Scottish World War I flying ace

Lieutenant Peter Aitken MacDougall (or McDougal) (11 August 1898 – 18 August 1955) was a Scottish World War I flying ace credited with seven aerial victories.

==Biography==
MacDougall was born in Lerwick, the son of Major Peter MacDougall, a schoolmaster at the Central Public School, and his wife Florence. After leaving school he worked for the Union Bank of Scotland, before joining the Royal Flying Corps as a cadet in 1917, and being commissioned as a temporary second lieutenant (on probation) on 21 June. He was confirmed in his rank and appointed a flying officer on 23 August.

MacDougall was posted to No. 24 Squadron RFC. He was reported as being wounded in action in early November 1917, but gained his first aerial victory on the 15th of that month, flying an Airco DH.5 single-seat fighter, driving down out of control an Albatros D.III over Diksmuide.

No. 24 Squadron was then re-equipped with S.E.5 fighters, and on 19 February 1918, MacDougall and Lieutenants Andrew Cowper, Ronald T. Mark, and Reuben Hammersley shared in the downing of a Rumpler C over Servais and a DFW C over Bernot. Two days later, on 21 February, he drove down an Albatros D.V south of Honnecourt, and on the 26th he destroyed a Fokker Dr.I east of Laon. On 6 March he drove down another D.V east of St. Quentin, and destroyed a Type C reconnaissance aircraft south-east of St. Quentin on the 12th. He was reported wounded in action for a second time at the end of March.

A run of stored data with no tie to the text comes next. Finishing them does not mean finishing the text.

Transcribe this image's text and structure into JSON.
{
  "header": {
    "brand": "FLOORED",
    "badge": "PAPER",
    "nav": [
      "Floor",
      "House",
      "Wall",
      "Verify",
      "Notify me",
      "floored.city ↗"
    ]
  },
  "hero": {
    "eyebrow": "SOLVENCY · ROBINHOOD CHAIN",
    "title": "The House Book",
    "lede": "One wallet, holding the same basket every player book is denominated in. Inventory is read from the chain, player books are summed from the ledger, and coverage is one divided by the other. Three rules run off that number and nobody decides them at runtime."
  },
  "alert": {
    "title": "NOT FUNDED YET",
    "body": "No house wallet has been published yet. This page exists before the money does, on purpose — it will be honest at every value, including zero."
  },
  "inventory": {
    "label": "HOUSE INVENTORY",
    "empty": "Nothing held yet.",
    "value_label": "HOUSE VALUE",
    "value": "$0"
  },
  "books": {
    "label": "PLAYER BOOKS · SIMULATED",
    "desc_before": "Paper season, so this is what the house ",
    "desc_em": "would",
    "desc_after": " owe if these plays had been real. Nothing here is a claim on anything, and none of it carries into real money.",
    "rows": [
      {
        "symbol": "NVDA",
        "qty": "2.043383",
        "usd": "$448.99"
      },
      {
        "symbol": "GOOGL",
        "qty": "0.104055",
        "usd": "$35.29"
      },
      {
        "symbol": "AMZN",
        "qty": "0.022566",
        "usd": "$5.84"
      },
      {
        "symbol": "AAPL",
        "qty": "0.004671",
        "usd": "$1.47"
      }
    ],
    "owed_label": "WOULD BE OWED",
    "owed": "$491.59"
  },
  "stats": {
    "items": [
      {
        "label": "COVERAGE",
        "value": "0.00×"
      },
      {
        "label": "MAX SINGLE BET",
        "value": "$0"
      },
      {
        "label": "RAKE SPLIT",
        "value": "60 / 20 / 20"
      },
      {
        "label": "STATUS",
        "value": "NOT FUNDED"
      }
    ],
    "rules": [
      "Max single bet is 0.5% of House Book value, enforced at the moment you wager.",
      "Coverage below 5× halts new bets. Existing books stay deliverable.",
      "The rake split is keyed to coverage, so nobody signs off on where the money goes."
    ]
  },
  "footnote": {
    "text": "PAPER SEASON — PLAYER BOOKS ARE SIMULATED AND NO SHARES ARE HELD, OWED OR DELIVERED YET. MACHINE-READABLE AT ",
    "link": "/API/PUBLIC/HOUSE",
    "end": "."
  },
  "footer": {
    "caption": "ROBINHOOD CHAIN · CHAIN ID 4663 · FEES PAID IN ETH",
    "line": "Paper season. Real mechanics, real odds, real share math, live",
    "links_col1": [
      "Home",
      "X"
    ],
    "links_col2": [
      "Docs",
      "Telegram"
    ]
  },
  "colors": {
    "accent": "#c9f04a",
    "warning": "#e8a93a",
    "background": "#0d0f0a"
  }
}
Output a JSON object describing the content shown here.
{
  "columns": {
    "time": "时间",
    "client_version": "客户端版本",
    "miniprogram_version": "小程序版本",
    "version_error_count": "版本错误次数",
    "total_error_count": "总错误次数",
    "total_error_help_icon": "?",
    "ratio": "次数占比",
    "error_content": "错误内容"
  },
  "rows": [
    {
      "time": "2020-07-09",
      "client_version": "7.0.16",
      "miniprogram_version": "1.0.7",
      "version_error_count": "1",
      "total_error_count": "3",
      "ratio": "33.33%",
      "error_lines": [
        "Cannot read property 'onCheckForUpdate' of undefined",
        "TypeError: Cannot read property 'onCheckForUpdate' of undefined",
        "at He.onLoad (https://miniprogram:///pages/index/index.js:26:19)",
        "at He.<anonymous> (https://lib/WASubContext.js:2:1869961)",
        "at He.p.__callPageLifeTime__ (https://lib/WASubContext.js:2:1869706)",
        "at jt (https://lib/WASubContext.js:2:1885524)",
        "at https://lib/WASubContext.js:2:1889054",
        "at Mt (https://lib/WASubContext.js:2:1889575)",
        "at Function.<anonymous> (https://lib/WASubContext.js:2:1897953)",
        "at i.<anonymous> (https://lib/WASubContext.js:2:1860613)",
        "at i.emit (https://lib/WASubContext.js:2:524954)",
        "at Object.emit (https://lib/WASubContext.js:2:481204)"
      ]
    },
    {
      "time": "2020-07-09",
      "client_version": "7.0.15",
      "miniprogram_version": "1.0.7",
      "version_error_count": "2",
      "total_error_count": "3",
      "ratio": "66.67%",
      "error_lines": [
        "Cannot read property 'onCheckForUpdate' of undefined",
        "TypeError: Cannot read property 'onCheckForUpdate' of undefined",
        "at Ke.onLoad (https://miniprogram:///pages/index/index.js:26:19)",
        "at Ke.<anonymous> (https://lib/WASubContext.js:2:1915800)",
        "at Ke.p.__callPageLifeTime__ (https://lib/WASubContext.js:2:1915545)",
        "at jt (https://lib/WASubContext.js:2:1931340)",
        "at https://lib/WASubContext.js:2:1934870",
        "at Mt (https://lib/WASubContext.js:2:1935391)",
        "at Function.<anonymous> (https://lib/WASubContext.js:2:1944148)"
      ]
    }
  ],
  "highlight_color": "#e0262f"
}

MacDougall was awarded the Military Cross, which was gazetted on 10 May 1918. His citation read:
Temporary Second Lieutenant Peter Aitken MacDougall, General List and Royal Flying Corps.
"For conspicuous gallantry and devotion to duty. He always showed great initiative and skill in attacking enemy aircraft, and drove down or destroyed several enemy machines. On one occasion while on patrol he encountered three enemy two-seater machines, and, though his engine was giving trouble, he attacked them single-handed and drove one of them down out of control, having shot the observer. On another occasion, after driving down an enemy machine, he attacked and silenced a battery of six guns which were firing on our machines. His example of pluck and determination was of the utmost value to the squadron."

MacDougall was eventually transferred to the RAF's unemployed list on 29 April 1919. He then returned to his career in banking, working for the Hongkong and Shanghai Bank in London, China, Thailand, the Malay States, and Ceylon. He retired in 1951, and settled in Cape Town, South Africa, where he died four years later in 1955.